A common sin that the prophets condemn Israel for is that in the times of plenty they forget and forsake the God who had not only enabled their blessing, but had chosen them out of all the nations of the world to represent His covenantal mercies.
At the end of the story of Gideon Judges 8:33-35 reports:
So it was, as soon as Gideon was dead, that the children of Israel again played the harlot with the Baals, and made Baal-Berith their god.
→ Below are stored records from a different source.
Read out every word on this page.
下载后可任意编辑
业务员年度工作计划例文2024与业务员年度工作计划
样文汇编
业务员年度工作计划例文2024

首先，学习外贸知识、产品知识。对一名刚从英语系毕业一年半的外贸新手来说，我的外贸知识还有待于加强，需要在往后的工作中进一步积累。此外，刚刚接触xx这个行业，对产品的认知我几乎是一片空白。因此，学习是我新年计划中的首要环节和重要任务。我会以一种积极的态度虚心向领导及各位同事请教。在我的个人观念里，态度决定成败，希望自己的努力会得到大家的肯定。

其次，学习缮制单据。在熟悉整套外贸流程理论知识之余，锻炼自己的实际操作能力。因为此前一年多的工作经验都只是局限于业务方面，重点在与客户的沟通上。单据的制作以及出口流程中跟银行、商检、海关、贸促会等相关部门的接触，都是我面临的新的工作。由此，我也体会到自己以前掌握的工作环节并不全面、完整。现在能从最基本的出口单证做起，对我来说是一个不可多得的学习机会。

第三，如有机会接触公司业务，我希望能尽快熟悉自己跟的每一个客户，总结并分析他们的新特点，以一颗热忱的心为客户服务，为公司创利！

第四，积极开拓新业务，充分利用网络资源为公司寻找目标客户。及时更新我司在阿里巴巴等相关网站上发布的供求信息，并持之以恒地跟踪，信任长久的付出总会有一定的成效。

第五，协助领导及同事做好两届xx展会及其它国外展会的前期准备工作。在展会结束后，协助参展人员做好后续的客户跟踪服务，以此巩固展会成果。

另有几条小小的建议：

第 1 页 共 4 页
Thus the children of Israel did not remember the Lord their God, who had delivered them from the hands of all their enemies on every side; nor did they show kindness to the house of Jerubbaal (Gideon) in accordance with the good he had done for Israel.
Gideon of course had been selected by God to deliver His people from the scourge of the Midianites, and the Lord had sent His Son, Jesus Christ, to bring that message to the father of Gideon, Joash the Abiezrite. As He appeared (Judges 6:11) under the Terebrinth tree of Ophrah Gideon’s response to His presence is instructive. First, He doubts God’s goodness in allowing the evil that had come upon the Israelites, which to be sure is an inauspicious start. However, the Second Person of the Trinity is not undaunted in His encouragement of the future savior himself. As Christ witnesses in His forbearing grace to the questions that Gideon asks we see something of the nature of the mercy of God in the calling of His children.